*** Please note: The deadline for this call has now passed. Thank you to all the applicants and for your interest. The below information is being left up for reference.***
This program will help researchers refine existing software tools to improve usability and robustness or build new tools, disseminate research software beyond the research space in which it is created, and enhance existing functionality.
The Research Software Development Support Program provides research groups access to a professional research software developer. The research software developer will work alongside the research group on a part-time (up to a 0.5 FTE) basis for 2 to 6 months.
Interested researchers can apply to this program by completing this short application form (Please note: This form was created for use with Adobe Acrobat. Opening the form with other software, like Mac's Preview, may result in it not responding correctly.) that:
Please email the application form as a PDF document to firstname.lastname@example.org by October 21, 2022, at 12 pm noon EST. The file should be named [Last name, First name DSI ResSoftware].
Researchers are invited to meet with the DSI’s Research Software Developer to discuss their projects before submitting their applications. This will likely be more important for researchers less familiar with software development and less important for those with good software development experience and ongoing software projects. Please reach out to the developer directly at email@example.com to schedule a meeting. To make this meeting as productive as possible, applicants are encouraged to complete the research software development checklist ahead of time. This checklist also contains information that may be useful to include in the application.
Applications will be assessed by a member of the DSI Executive, the software developer team, and additional UofT staff with software development expertise using the criteria outlined below.
Highly ranked applications may be invited to discuss their proposals in more detail with the selection committee who will then pick the three or six projects that they consider to be the best fit for the program. During the assessment process, information about the application may be posted publicly at https://github.com/UTorontoDataScience/research-software-development-support/issues to facilitate project tracking and selection in a transparent manner.
Professor Gary Bader, Associate Director, Data Management, Research Software, Advanced Research Computing, Data Sciences Institute, hosted an information session on research software development support on November 11, 2021. The webinar’s recording and slides are available here as are the PDF Slides.

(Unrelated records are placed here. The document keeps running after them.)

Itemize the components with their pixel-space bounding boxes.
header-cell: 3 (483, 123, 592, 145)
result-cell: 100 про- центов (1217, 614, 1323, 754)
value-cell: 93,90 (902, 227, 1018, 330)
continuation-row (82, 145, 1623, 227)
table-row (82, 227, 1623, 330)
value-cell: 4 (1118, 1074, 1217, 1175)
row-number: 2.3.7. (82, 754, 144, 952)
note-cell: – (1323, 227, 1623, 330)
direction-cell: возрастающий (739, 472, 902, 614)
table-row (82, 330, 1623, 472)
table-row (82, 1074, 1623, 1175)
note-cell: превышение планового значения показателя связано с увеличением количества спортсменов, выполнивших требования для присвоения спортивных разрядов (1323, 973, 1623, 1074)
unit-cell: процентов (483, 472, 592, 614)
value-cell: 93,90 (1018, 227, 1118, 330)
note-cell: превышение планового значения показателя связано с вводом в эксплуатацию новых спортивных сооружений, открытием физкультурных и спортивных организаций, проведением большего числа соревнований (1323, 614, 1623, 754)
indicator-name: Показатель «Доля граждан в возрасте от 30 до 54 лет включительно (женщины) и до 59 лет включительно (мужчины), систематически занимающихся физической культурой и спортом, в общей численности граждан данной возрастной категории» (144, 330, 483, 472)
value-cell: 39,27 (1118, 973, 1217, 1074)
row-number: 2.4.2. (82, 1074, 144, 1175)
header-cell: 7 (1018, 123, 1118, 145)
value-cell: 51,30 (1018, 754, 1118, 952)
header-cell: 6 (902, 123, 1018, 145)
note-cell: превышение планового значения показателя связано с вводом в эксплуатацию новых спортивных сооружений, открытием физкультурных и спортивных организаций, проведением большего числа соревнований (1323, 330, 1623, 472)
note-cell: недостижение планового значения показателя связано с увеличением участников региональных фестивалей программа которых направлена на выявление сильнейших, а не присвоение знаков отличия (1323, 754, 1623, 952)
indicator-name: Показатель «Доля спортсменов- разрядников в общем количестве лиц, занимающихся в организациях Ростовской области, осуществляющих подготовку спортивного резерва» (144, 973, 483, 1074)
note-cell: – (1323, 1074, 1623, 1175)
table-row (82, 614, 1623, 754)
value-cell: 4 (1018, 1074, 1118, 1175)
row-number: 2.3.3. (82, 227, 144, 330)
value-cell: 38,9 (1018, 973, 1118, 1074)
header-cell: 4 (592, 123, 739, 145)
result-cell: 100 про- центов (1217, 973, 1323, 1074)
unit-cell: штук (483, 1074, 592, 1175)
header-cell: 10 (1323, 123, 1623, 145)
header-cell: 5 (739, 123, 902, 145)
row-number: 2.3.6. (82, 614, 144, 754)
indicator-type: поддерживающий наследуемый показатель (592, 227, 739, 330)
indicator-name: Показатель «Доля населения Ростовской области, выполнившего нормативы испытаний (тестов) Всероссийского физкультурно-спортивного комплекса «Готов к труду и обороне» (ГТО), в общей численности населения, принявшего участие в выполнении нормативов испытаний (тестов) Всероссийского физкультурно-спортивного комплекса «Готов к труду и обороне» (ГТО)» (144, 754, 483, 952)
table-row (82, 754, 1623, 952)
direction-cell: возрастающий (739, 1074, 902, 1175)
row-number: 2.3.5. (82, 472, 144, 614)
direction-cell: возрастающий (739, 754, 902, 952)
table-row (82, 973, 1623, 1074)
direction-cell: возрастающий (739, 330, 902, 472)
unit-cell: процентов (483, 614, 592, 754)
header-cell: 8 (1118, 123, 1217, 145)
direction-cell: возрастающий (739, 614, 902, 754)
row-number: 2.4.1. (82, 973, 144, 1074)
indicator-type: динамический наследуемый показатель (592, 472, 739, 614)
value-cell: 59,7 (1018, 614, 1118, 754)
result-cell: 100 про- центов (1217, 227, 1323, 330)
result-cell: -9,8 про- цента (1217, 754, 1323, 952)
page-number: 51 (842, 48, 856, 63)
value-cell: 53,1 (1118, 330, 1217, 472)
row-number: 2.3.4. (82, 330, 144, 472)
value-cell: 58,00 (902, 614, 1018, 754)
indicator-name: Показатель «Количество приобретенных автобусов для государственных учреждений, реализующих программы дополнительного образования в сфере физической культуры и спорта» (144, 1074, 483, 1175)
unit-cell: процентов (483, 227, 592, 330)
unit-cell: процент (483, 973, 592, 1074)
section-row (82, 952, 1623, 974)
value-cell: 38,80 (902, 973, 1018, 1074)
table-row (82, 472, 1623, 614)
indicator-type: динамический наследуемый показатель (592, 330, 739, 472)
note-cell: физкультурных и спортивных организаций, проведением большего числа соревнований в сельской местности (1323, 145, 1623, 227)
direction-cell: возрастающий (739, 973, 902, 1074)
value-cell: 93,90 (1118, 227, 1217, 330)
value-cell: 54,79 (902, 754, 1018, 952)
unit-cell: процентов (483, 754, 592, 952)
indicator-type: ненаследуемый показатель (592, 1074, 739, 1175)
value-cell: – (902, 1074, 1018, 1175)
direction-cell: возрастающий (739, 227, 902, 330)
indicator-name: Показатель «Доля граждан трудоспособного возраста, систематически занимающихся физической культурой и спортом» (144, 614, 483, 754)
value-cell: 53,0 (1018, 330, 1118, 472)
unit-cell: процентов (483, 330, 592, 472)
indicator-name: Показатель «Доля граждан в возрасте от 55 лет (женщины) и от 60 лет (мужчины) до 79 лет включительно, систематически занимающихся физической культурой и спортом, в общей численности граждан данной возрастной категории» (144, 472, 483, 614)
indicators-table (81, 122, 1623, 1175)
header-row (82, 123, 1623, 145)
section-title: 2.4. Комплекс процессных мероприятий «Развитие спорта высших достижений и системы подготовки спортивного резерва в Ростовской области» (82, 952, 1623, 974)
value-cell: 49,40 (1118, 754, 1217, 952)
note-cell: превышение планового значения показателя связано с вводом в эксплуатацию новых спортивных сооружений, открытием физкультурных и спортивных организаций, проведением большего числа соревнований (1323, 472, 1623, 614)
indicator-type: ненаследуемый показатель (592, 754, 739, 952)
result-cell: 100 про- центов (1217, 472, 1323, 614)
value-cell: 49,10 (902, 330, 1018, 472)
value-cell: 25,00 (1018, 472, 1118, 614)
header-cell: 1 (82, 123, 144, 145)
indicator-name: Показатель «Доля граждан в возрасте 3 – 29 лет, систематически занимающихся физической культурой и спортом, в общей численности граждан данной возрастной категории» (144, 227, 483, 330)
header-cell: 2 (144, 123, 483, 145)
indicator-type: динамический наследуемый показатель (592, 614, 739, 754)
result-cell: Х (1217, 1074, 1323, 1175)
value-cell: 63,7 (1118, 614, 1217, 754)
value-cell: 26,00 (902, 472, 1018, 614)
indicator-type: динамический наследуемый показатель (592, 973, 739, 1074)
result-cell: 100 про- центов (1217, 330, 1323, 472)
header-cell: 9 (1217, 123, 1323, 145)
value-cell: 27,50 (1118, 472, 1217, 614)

For more information, please contact: firstname.lastname@example.org
With the help of the DSI’s software development support program, Dr. Gregory Schwartz and his team at the University Health Network, are working on a suite of tools designed for clustering and visualizing single-cell data, to better understand heterogeneity and drug resistance in cancer.
Alan Moses from the Department of Cell & Systems Biology, Faculty of Arts & Science, and Julie Forman-Kay from The Hospital of Sick Children are working to create a software program to help the research community with intrinsically disordered regions.
Dorothea Kullmann from the Department of French, Faculty of Arts & Science will work with the DSI to develop a database consisting partly of late medieval manuscripts.
Eunice Eunhee Jang from the Department of Applied Psychology and Human Development, OISE is working on curriculum-based learning tools that assess and track children’s emergent literacy and language development.
Ewan Dunbar from the Department of French, Faculty of Arts & Science is working to create a web interface that allows speech researchers to upload audio files and download “speech features” useful for speech processing.
Gregory Schwartz, University Health Network, and his team identified rare cancer cells which may contribute to disease progression. He is working to better understand cellular heterogeneity, by developing a suite of tools for clustering and visualizing single-cell data called TooManyCells.
Laura C. Rosella, Dalla Lana School of Public Health and Birsen Donmez, Department of Mechanical and Industrial Engineering, Faculty of Applied Science and Engineering are working to apply Human Factors Engineering methods to build a user-friendly decision support tool for the Chronic Disease Population Risk Tool (CDPoRT).